While the mono-layer actuator showed 17% actuation strain, the spring-roll actuator could support $200\times$ its own weight and displace it by 6%. The declining axial strain is a result of reducing the volume resistivity of the DE membrane. We hypothesise that during the spring-roll fabrication, the electrodes are pressed against the DE film causing a formation of micro-cracks.
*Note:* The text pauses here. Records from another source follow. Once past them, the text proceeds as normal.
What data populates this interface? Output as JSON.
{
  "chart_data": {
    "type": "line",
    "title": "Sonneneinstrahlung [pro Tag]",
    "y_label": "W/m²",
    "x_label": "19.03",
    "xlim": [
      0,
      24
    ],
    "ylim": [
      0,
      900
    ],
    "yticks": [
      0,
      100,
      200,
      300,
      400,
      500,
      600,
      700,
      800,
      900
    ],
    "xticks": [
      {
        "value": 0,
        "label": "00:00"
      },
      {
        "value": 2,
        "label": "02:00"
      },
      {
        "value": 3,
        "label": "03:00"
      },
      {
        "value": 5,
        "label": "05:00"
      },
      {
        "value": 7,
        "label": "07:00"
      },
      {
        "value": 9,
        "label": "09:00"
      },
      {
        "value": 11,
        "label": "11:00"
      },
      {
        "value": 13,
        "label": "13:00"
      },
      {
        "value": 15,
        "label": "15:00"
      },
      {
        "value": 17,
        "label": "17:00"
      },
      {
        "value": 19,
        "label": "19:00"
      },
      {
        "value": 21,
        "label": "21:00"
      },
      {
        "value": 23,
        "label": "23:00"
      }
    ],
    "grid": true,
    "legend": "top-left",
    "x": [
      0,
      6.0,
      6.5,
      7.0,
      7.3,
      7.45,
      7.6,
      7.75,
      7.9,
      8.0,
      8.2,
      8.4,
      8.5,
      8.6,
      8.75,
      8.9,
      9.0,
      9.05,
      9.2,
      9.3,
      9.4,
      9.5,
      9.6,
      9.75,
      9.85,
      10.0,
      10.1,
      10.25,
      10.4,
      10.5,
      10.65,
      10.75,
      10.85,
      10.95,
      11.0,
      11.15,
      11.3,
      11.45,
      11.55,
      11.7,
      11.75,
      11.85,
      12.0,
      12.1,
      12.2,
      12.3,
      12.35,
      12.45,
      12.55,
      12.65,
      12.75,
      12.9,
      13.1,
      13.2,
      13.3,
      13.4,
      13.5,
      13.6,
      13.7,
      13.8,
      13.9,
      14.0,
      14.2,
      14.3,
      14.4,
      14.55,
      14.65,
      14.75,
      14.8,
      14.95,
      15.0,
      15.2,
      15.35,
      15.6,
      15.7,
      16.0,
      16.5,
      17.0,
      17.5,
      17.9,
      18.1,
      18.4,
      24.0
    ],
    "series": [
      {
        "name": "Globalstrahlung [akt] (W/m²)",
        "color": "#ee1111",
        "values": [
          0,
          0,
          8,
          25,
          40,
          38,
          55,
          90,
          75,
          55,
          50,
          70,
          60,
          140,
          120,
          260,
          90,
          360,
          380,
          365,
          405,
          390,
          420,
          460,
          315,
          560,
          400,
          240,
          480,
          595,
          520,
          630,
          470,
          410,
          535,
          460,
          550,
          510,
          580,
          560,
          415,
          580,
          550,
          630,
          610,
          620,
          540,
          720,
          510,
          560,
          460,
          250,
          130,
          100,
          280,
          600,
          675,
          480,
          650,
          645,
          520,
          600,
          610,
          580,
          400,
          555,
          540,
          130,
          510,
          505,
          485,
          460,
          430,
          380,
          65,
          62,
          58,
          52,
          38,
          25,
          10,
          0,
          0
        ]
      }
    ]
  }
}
We compared our work with rolled DEAs reported earlier (Table S1, Supporting Information). While our silicone-based spring-roll exceeded the rolled DEAs or even the acrylate-based spring-roll actuators by a number of parameters, it fell short in terms of the other parameters. In the future, we propose two strategies to improve our work. Firstly, we think that the coating of CNT electrodes with a functional organosilicone polymer composite from both sides would isolate the CNT layer from the DE film and would prevent micro-crack formation. Secondly, an alternative method for CNT deposition—dry film transfer technology developed by Nasibulin and co-workers [44,45]—should overcome this problem mainly because the CNT films are in the range of 50 nm, flat, and lack randomly distributed “sharp” ends that can damage the DE film.